Im Hinblick auf das Ende der Ausbildung wurde die Klägerin im November 2012 angeschrieben und um entsprechende Nachweise gebeten, woraufhin sie der Beklagten mitteilte, dass A seit dem 01.07.2011 eine Vollzeittätigkeit aufgenommen habe. Die Beklagte, die hiervon bislang keine Kenntnis hatte, hob die Kindergeldfestsetzung daraufhin mit Bescheid vom 13.06.2013 auf und forderte das überzahlte Kindergeld i.H.v. 3.496 € zurück. Dieser Bescheid wurde bestandskräftig. In der Folge traf die Klägerin mit der Agentur für Arbeit B, Inkassoservice Familienkasse (Inkassoservice), eine Ratenzahlungsvereinbarung über die Zahlung von monatlich zehn Euro, die sie bis zum Widerruf dieser Vereinbarung und gleichzeitiger Ablehnung der Stundung durch den Inkassoservice im Dezember 2019 erfüllte. Nach längerem Schriftwechsel mit dem Inkassoservice und Zurückweisung des Einspruchs gegen die Ablehnung der Stundung mit bestandskräftiger Einspruchsentscheidung vom 11.02.2020 durch die Familienkasse B stellte die Klägerin mit Schreiben vom 21.08.2020 hinsichtlich der verbliebenen Forderung i.H.v. 2.833,50 € (2.536 € Rückforderung und 290,50 € Säumniszuschläge) einen Billigkeitsantrag nach § 227 Abs. 1 AO.

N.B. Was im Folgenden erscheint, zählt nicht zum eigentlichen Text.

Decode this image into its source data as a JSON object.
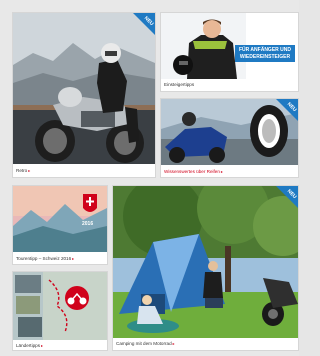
{
  "tiles": {
    "retro": {
      "caption": "Retro",
      "badge": "NEU"
    },
    "einsteiger": {
      "caption": "Einsteigertipps",
      "banner_line1": "FÜR ANFÄNGER UND",
      "banner_line2": "WIEDEREINSTEIGER"
    },
    "reifen": {
      "caption": "Wissenswertes über Reifen",
      "badge": "NEU"
    },
    "tourentipp": {
      "caption": "Tourentipp – Schweiz 2016",
      "year": "2016"
    },
    "laendertipps": {
      "caption": "Ländertipps"
    },
    "camping": {
      "caption": "Camping mit dem Motorrad",
      "badge": "NEU"
    }
  },
  "colors": {
    "accent_blue": "#1f7ac3",
    "caption_red": "#d0021b"
  }
}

Diesen Antrag lehnte der Inkassoservice nach Prüfung der Anrechnung der Kindergeldbeträge durch den Sozialleistungsträger mit Schreiben vom 30.07.2021 überwiegend ab. Eine Teilforderung von 154 € wurde aufgrund sachlicher Unbilligkeit erlassen, weil die Überzahlung des Kindergeldes für den ersten Monat auch bei rechtzeitiger Mitteilung des Abbruchs der Ausbildung nicht vermeidbar gewesen wäre. Im Übrigen fehle es an der sachlichen Unbilligkeit der Forderung, weil die Klägerin ihrer Mitwirkungspflicht nicht nachgekommen sei, indem sie den Abbruch der Berufsausbildung nicht mitgeteilt habe. Ferner fehle es auch an der persönlichen Unbilligkeit, da – bedingt durch die Pfändungsschutzvorschriften – die wirtschaftliche Existenz der Klägerin nicht gefährdet sei.

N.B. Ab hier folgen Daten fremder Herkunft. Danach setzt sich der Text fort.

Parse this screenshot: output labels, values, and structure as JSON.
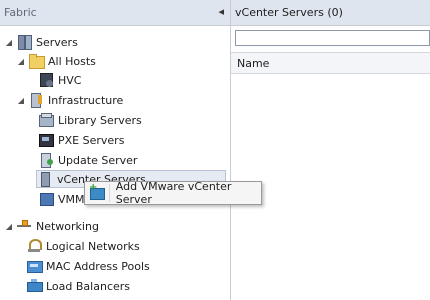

Der hiergegen geführte Einspruch wurde mit Einspruchsentscheidung vom 04.11.2021 durch die beklagte Familienkasse C als unbegründet zurückgewiesen. Über die erlassenen 154 € hinaus fehle es an der sachlichen Unbilligkeit der Einziehung der Forderung, weil die Klägerin ihre Mitwirkungspflicht nach § 68 Abs. 1 EStG verletzt habe. Die Anrechnung des Kindergeldes als Einkommen durch den Sozialleistungsträger allein reiche nicht aus, um eine sachliche Unbilligkeit der Einziehung zu begründen. Auch eine persönliche Unbilligkeit liege nicht vor. Diese setze die Erlassbedürftigkeit und die Erlasswürdigkeit voraus. Die Erlassbedürftigkeit sei im Hinblick auf die Pfändungsschutzvorschriften zu verneinen. Die Erlasswürdigkeit sei gegeben, wenn der Schuldner die mangelnde Leistungsfähigkeit nicht selbst herbeigeführt und durch sein Verhalten nicht in eindeutiger Weise gegen die Interessen der Allgemeinheit verstoßen habe. Die Einspruchsführerin habe die Rückforderung durch ihr Versäumnis, die notwendigen Unterlagen im Rahmen ihrer Mitwirkungspflicht vorzulegen, selbst herbeigeführt. Soweit die Einspruchsführerin vortrage, dass ihr Ratenzahlung eingeräumt worden sei und diese nunmehr weitergeführt werden müsse, könne sie damit nicht durchdringen, da eine Ratenzahlung im Steuerrecht nicht vorgesehen sei. Die Ratenzahlungsvereinbarung sei ohnehin befristet gewesen. Säumniszusc...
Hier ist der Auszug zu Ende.